Opus Dei calls for ‘no Communion’ during huge Masses
Monsignor Javier Echevarria Rodriguez also criticised Masses that have an excessive number of priests celebrating together, saying it can confuse the faithful and diminish the link between the priest and the altar.
His comments to the Synod of Bishops, the meeting of the world’s Catholic bishops, appeared to be an indirect criticism of the enormous outdoor Masses favoured by the late Pope John Paul II.
During those Masses, which took place at the Vatican and during John Paul II’s many travels abroad, tens of thousands of people would line up to receive Communion and dozens, sometimes hundreds of priests would concelebrate.
One of the largest such gatherings at the Vatican came in 2002, when the Opus Dei founder, Josemaria Escriva de Balaguer, was canonised.

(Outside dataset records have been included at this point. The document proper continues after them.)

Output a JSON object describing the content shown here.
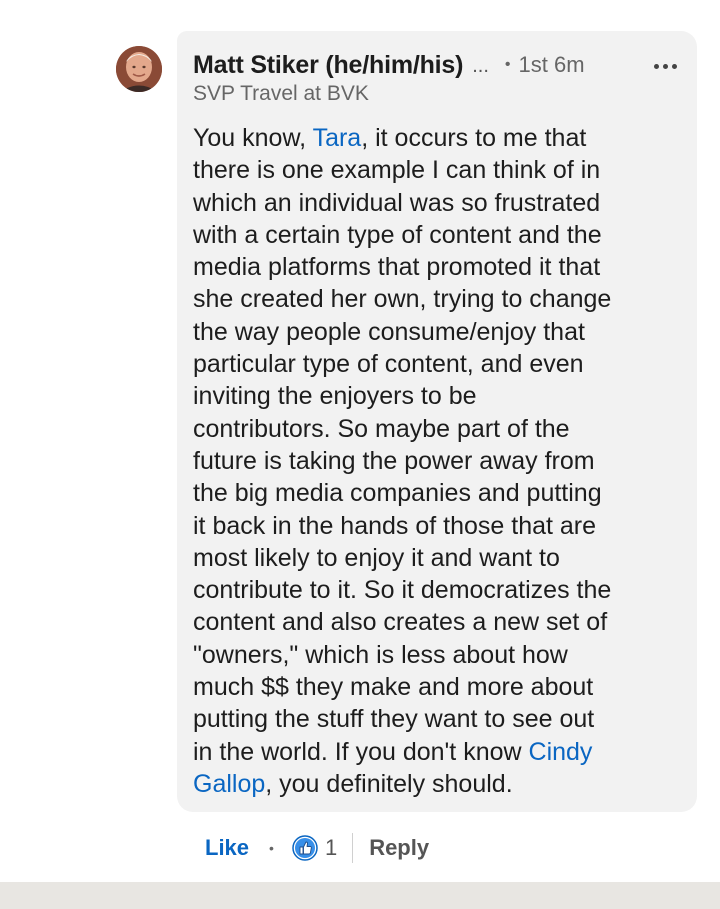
{
  "comment": {
    "author": {
      "name": "Matt Stiker (he/him/his)",
      "truncation": "...",
      "separator": "•",
      "degree_time": "1st 6m",
      "headline": "SVP Travel at BVK"
    },
    "body_lines": [
      [
        {
          "t": "You know, "
        },
        {
          "t": "Tara",
          "mention": true
        },
        {
          "t": ", it occurs to me that"
        }
      ],
      [
        {
          "t": "there is one example I can think of in"
        }
      ],
      [
        {
          "t": "which an individual was so frustrated"
        }
      ],
      [
        {
          "t": "with a certain type of content and the"
        }
      ],
      [
        {
          "t": "media platforms that promoted it that"
        }
      ],
      [
        {
          "t": "she created her own, trying to change"
        }
      ],
      [
        {
          "t": "the way people consume/enjoy that"
        }
      ],
      [
        {
          "t": "particular type of content, and even"
        }
      ],
      [
        {
          "t": "inviting the enjoyers to be"
        }
      ],
      [
        {
          "t": "contributors. So maybe part of the"
        }
      ],
      [
        {
          "t": "future is taking the power away from"
        }
      ],
      [
        {
          "t": "the big media companies and putting"
        }
      ],
      [
        {
          "t": "it back in the hands of those that are"
        }
      ],
      [
        {
          "t": "most likely to enjoy it and want to"
        }
      ],
      [
        {
          "t": "contribute to it. So it democratizes the"
        }
      ],
      [
        {
          "t": "content and also creates a new set of"
        }
      ],
      [
        {
          "t": "\"owners,\" which is less about how"
        }
      ],
      [
        {
          "t": "much $$ they make and more about"
        }
      ],
      [
        {
          "t": "putting the stuff they want to see out"
        }
      ],
      [
        {
          "t": "in the world. If you don't know "
        },
        {
          "t": "Cindy",
          "mention": true
        }
      ],
      [
        {
          "t": "Gallop",
          "mention": true
        },
        {
          "t": ", you definitely should."
        }
      ]
    ],
    "actions": {
      "like_label": "Like",
      "separator": "•",
      "reaction_count": "1",
      "reply_label": "Reply"
    }
  },
  "colors": {
    "link": "#0a66c2",
    "bubble_bg": "#f2f2f2",
    "text": "#1d1d1d",
    "secondary": "#666666"
  },
  "icons": {
    "avatar": "profile-photo",
    "more": "more-options-icon",
    "reaction": "like-reaction-icon"
  }
}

During that Mass in St Peter’s Square, priests walked down as far as the Tiber river to distribute Communion to the estimated 300,000 people who attended.
Echevarria said he asked himself whether such large Masses were being celebrated correctly, and said the former Cardinal Joseph Ratzinger, now Pope Benedict XVI, had expressed a similar question in his book “Look at the Crucifix”.
“I ask myself if ... maybe it would be convenient to avoid the general distribution of Communion, in such a case where this cannot be realised in a dignified way,” Echevarria said, according to Rev John Bartunek, a synod spokesman who read from Echevarria’s speech.
The Opus Dei prelate also complained about Masses with a large number of priests concelebrating, saying that they sometimes are so far from the altar they cannot even see it.